BNI Magazine: where method meets mission
When Alef took on the production of BNI Magazine, the challenge was of a different nature — not because of technical demands, but because of the nature of the content. Here, the protagonist is not scientific knowledge or peer debate. It is the entrepreneur. The person. The trajectory built with effort, decision and vision.
And it is exactly here that the magazine fulfills a strategic function that goes beyond communication: it becomes a showcase. The member who appears in its pages gains qualified visibility before the entire network — their peers, potential partners, future clients. A well-told story in a printed magazine carries a weight no sponsored post can buy: it positions, it differentiates, it endures.
For a network whose most valuable capital is the trust among its members, this has immense value. A post disappears in hours. A printed article stays on the desk, in the waiting room, on the shelf. It can be re-read, shared, kept — and every time that happens, the member's name circulates again.
"In BNI, everyone has a story worth telling.
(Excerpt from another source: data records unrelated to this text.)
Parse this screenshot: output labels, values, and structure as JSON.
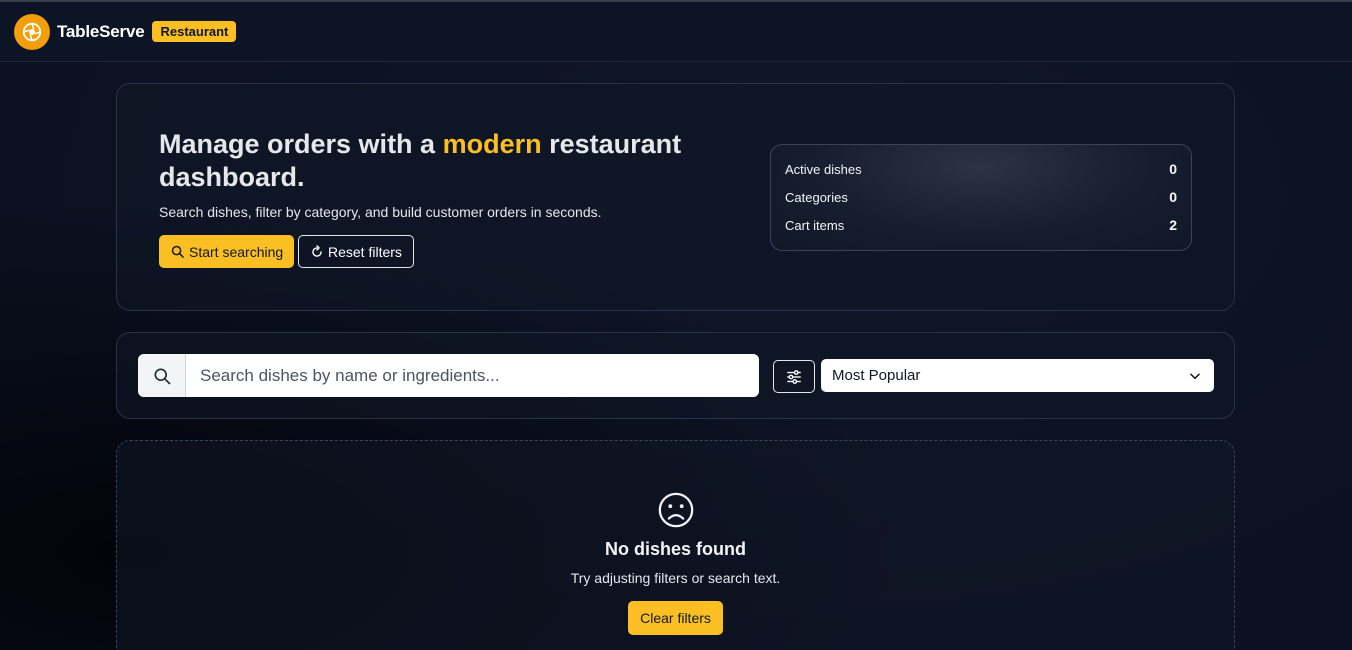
{
  "colors": {
    "accent": "#fbbf24",
    "background": "#0b1120",
    "logo": "#f59e0b"
  },
  "navbar": {
    "brand": "TableServe",
    "badge": "Restaurant",
    "logo_icon": "camera-lens-icon"
  },
  "hero": {
    "title_prefix": "Manage orders with a ",
    "title_highlight": "modern",
    "title_suffix": " restaurant dashboard.",
    "subtitle": "Search dishes, filter by category, and build customer orders in seconds.",
    "primary_button": {
      "label": "Start searching",
      "icon": "search-icon"
    },
    "secondary_button": {
      "label": "Reset filters",
      "icon": "refresh-icon"
    }
  },
  "stats": [
    {
      "label": "Active dishes",
      "value": "0"
    },
    {
      "label": "Categories",
      "value": "0"
    },
    {
      "label": "Cart items",
      "value": "2"
    }
  ],
  "search": {
    "placeholder": "Search dishes by name or ingredients...",
    "value": "",
    "filter_icon": "sliders-icon",
    "sort_selected": "Most Popular"
  },
  "empty_state": {
    "icon": "sad-face-icon",
    "title": "No dishes found",
    "subtitle": "Try adjusting filters or search text.",
    "button_label": "Clear filters"
  }
}
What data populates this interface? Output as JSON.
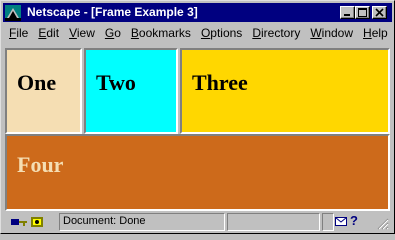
{
  "window": {
    "title": "Netscape - [Frame Example 3]"
  },
  "menu": [
    {
      "mnemonic": "F",
      "rest": "ile"
    },
    {
      "mnemonic": "E",
      "rest": "dit"
    },
    {
      "mnemonic": "V",
      "rest": "iew"
    },
    {
      "mnemonic": "G",
      "rest": "o"
    },
    {
      "mnemonic": "B",
      "rest": "ookmarks"
    },
    {
      "mnemonic": "O",
      "rest": "ptions"
    },
    {
      "mnemonic": "D",
      "rest": "irectory"
    },
    {
      "mnemonic": "W",
      "rest": "indow"
    },
    {
      "mnemonic": "H",
      "rest": "elp"
    }
  ],
  "frames": {
    "one": {
      "label": "One",
      "color": "#f5deb3"
    },
    "two": {
      "label": "Two",
      "color": "#00ffff"
    },
    "three": {
      "label": "Three",
      "color": "#ffd700"
    },
    "four": {
      "label": "Four",
      "color": "#cd6a1b",
      "text_color": "#f5deb3"
    }
  },
  "status": {
    "text": "Document: Done",
    "icons": [
      "security-key-icon",
      "online-connection-icon",
      "mail-icon",
      "help-icon",
      "resize-grip-icon"
    ]
  }
}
But telling that story in a way that inspires, that positions, that makes the reader see that entrepreneur as a reference — that requires craft. It's not just interviewing and transcribing. It's building a narrative that opens doors." — Fernanda
That is exactly why BNI Magazine matters beyond what it shows. It is not merely a communication vehicle for the network. It is an authority platform for each member who appears in it — and concrete proof that belonging to BNI means being seen, recognized and remembered.
What lies ahead
The growth of corporate publications in the coming years will not be accidental. It will respond to a need the market already feels: amid digital noise, organizations that know how to use print as a strategic tool will get ahead. Not because paper is superior to pixels — but because the combination of both, well executed, creates real presence across multiple dimensions.
"When I started in this market, the question was whether investing in a magazine was worth it. Today, the question has changed: companies ask how to do it well. And that shift says everything about where the market is headed," concludes Fernanda.